More than half of respondents in Bankrate’s First-Quarter Economic Indicator poll said the all-important federal funds rate is likely to peak at 5-5.25%, indicating they believe the Fed will only raise rates one more time. Slowing inflation, the banking crisis, and recessionary indicators could all play into the Federal Reserve’s decision to put an end to rate hikes for the remainder of 2023.
In that same survey, more than 80 percent of respondents said the Fed was unlikely to make any move to cut interest rates until 2024, in an attempt to give the economy more time to cool down.
Lawrence Yun, chief economist of the National Association of Realtors, said he believed the Federal Reserve would take into account the banking crisis and its overall effect on the economy in considering further rate hikes, opining in an interview for Realtor Magazine, “The Silicon Valley Bank failure, along with a few other banks, means that the Federal Reserve cannot be so aggressive in raising its short-term interest rates. Therefore, mortgage rates will decline.”
In the final analysis
The economy has consistently reacted in non-traditional ways since the onset of the pandemic, constantly surprising pundits with its persistently healthy fundamentals. The unexpected strength in the employment sector in the first quarter of 2023 and the better-than-expected growth in GDP were acting together to moderate recessionary concerns until the March bank failures reawakened those fears.

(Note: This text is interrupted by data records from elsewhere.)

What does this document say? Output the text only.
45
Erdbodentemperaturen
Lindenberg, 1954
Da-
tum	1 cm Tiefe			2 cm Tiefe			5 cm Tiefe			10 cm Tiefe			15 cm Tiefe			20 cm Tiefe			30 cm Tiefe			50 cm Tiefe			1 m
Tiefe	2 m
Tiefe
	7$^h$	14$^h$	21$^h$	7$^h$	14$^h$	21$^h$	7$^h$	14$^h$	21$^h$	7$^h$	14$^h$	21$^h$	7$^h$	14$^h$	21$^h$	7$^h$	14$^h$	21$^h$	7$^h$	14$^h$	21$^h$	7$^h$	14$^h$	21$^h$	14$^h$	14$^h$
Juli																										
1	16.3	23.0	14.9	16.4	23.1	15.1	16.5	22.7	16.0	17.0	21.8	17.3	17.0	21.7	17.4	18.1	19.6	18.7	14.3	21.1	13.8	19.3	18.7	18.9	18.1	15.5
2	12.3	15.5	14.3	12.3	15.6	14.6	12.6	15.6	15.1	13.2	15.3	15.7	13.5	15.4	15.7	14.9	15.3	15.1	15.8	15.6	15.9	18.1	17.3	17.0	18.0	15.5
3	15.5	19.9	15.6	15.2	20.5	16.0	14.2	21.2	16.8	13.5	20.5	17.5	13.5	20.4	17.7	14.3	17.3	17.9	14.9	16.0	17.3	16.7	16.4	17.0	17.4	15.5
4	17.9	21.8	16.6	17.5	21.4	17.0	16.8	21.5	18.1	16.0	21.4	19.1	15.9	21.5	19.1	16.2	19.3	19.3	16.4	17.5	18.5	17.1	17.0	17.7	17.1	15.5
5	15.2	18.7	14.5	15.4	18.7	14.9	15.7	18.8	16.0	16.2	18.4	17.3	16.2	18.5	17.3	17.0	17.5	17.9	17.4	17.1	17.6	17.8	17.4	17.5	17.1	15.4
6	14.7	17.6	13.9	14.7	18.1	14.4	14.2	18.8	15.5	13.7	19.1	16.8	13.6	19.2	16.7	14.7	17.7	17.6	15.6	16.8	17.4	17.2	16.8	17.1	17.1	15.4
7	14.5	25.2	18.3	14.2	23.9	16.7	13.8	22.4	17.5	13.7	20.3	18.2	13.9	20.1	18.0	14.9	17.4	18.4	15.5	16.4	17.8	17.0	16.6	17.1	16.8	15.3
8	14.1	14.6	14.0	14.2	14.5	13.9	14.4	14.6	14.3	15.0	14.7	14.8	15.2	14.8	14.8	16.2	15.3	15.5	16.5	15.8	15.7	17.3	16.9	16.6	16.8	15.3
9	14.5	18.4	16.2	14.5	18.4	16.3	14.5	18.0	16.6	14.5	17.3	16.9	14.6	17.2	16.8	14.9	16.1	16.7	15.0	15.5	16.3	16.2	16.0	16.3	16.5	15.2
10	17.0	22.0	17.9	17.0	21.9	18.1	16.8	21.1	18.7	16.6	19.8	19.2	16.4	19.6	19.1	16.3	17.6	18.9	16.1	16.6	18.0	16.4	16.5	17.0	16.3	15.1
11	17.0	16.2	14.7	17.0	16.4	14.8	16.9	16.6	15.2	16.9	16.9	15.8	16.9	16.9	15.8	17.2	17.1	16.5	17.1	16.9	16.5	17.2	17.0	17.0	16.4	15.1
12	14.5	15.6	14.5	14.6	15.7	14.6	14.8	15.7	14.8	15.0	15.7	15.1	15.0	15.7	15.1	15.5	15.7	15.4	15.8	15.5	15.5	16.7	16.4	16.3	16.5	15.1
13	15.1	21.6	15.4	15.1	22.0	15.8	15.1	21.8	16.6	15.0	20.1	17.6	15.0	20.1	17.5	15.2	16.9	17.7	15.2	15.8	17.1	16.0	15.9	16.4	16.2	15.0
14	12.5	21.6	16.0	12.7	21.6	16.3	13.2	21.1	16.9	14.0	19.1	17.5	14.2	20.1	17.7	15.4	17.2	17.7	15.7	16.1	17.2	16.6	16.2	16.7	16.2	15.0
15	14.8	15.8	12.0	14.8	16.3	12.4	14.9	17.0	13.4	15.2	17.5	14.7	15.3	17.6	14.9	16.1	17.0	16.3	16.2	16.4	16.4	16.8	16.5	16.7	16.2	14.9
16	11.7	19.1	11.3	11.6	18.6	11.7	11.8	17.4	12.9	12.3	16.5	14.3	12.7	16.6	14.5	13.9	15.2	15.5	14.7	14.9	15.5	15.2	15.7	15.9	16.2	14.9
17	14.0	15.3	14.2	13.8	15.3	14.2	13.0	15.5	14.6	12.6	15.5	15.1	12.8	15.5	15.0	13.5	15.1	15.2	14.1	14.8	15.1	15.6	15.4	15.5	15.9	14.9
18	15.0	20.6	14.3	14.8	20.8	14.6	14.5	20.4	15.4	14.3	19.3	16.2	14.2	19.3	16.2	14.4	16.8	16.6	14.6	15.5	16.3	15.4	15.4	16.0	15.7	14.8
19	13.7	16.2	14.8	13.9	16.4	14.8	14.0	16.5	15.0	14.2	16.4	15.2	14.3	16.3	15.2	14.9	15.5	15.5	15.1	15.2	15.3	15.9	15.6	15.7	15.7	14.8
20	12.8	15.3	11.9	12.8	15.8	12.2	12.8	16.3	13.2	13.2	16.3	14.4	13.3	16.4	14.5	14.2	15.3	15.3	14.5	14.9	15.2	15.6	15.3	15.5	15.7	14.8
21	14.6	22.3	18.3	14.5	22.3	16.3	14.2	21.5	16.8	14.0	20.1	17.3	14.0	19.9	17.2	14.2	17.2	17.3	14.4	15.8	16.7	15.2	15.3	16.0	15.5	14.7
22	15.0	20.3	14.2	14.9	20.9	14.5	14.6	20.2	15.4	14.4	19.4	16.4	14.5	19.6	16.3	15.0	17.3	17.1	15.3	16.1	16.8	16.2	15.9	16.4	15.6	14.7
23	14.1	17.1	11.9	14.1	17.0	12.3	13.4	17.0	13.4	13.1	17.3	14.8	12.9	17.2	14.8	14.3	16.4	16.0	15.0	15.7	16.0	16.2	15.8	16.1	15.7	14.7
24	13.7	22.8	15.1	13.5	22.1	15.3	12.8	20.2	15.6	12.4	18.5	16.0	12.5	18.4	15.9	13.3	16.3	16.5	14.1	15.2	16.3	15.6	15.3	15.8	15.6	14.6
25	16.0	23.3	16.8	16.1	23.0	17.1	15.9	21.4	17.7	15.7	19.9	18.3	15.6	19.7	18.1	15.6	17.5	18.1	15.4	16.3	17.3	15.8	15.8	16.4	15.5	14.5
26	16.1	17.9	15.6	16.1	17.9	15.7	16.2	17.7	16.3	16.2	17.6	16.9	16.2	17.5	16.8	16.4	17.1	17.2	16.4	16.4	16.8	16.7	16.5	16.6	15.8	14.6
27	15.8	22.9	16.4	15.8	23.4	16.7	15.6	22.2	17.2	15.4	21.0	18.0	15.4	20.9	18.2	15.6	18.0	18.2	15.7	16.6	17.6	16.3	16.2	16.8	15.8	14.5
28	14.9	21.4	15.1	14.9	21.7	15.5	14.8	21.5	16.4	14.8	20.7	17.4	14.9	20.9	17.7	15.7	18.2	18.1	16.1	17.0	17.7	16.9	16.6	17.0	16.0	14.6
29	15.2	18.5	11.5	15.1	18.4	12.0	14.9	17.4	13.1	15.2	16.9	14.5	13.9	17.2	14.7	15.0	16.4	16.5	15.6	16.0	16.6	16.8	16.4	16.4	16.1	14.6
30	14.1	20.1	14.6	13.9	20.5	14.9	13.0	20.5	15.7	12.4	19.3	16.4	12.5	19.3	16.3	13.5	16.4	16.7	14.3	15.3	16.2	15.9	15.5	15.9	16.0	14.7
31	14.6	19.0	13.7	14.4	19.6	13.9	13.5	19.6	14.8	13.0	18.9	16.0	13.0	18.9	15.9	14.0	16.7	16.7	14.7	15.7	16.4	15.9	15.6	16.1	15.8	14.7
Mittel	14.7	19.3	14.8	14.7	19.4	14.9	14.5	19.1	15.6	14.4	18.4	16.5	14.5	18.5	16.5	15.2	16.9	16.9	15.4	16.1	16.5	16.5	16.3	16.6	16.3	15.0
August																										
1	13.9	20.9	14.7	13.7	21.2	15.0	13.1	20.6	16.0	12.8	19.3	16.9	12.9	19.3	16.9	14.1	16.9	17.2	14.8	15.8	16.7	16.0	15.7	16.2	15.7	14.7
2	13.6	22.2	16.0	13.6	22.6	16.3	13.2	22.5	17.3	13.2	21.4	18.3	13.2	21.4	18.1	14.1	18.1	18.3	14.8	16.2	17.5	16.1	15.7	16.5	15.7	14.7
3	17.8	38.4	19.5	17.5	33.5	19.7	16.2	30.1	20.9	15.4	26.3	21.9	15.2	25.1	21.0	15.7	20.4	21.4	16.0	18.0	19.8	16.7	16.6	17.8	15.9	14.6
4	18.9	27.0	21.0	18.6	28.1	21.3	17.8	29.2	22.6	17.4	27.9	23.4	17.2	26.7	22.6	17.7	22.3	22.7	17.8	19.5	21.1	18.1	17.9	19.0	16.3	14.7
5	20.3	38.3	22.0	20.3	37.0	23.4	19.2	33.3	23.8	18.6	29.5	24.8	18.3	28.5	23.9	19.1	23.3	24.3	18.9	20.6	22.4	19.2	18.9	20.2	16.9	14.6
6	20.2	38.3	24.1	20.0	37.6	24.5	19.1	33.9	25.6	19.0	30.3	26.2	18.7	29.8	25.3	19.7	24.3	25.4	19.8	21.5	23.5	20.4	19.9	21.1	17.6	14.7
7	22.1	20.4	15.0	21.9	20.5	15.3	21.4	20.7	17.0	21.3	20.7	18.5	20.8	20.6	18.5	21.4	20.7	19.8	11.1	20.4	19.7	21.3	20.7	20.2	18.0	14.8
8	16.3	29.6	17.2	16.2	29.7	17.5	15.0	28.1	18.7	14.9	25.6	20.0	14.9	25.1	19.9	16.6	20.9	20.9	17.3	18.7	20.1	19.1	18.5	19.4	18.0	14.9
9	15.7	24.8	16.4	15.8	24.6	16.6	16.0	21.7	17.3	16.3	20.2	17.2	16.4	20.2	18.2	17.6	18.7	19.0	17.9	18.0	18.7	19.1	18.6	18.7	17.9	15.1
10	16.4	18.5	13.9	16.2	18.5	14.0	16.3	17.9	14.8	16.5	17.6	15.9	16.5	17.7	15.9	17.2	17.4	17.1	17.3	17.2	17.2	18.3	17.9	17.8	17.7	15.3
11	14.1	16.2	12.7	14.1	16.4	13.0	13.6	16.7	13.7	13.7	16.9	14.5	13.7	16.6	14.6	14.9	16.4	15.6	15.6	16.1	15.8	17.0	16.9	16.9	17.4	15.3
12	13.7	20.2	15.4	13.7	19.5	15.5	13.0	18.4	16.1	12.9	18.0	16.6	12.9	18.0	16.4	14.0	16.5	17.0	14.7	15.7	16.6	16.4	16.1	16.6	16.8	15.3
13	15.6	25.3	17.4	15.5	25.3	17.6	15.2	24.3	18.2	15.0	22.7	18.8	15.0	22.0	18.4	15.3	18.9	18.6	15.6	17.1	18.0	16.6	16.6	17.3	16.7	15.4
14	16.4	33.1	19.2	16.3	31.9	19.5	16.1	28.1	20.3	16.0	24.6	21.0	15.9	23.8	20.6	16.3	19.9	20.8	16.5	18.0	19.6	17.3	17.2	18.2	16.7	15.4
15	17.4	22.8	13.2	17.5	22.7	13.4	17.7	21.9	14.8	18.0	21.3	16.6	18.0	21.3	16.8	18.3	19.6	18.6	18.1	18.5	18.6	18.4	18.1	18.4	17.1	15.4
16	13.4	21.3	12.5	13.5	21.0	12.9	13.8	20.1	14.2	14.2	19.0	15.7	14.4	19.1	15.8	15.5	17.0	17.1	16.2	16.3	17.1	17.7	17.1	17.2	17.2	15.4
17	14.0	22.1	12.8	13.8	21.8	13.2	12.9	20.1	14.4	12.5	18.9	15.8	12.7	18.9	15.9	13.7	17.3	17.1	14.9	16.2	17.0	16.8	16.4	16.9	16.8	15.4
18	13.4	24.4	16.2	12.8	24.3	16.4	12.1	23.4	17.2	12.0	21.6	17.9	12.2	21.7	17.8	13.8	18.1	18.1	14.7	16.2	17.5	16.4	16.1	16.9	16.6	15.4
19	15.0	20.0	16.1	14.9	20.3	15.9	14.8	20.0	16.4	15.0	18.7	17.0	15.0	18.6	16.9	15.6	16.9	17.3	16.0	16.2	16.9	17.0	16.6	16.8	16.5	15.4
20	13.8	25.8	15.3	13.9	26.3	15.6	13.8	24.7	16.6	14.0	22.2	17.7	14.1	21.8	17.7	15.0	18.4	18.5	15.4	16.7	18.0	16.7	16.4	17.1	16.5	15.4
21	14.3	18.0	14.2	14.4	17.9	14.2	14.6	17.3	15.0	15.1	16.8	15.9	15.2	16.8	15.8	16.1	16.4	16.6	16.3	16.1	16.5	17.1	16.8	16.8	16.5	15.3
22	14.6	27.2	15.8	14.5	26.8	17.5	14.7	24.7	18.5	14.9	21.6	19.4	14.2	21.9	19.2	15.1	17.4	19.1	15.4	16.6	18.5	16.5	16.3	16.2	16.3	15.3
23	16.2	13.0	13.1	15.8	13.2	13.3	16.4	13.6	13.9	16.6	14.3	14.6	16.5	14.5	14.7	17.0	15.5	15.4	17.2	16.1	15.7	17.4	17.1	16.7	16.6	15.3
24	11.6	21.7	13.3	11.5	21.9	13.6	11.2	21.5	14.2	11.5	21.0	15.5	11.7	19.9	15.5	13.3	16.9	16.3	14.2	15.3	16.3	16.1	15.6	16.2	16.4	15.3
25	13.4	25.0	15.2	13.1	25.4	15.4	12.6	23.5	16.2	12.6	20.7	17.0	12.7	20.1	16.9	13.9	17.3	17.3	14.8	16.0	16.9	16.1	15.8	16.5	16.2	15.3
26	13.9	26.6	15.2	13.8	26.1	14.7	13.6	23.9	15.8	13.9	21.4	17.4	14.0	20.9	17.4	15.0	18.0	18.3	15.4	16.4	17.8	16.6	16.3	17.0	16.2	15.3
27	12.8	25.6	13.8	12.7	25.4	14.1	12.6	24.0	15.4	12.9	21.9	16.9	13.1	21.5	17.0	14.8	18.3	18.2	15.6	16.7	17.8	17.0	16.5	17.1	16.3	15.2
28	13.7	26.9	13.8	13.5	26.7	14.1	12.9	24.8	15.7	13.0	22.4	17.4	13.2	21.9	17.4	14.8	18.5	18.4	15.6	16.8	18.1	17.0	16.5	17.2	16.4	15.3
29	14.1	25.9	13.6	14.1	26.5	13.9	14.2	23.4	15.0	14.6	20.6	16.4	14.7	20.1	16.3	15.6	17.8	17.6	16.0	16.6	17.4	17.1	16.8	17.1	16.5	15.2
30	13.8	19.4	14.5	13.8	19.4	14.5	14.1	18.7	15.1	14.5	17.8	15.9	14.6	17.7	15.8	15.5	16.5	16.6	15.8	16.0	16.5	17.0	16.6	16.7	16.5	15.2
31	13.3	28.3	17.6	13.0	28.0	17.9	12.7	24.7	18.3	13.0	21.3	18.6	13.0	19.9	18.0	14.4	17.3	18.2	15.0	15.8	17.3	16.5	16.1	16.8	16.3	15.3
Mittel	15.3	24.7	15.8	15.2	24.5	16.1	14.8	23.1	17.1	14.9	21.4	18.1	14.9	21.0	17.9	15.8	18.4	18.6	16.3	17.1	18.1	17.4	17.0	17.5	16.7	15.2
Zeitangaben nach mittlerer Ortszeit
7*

The same can be said for the real estate industry. In spite of high mortgage rates, real estate sales showed some improvement in February, and homebuilder sentiment has been on the upswing with new permits on the rise.
But the banking crisis has added another element of uncertainty into the mortgage and real estate industry for the foreseeable future. While it could precipitate lower interest rates as Yun suggested, tightening lending standards could well offset any gains realized.
Only time will tell how all of this will play out as the industry continues to keep a watchful eye on how the Federal Reserve handles both the banking crisis and interest rates in the coming months.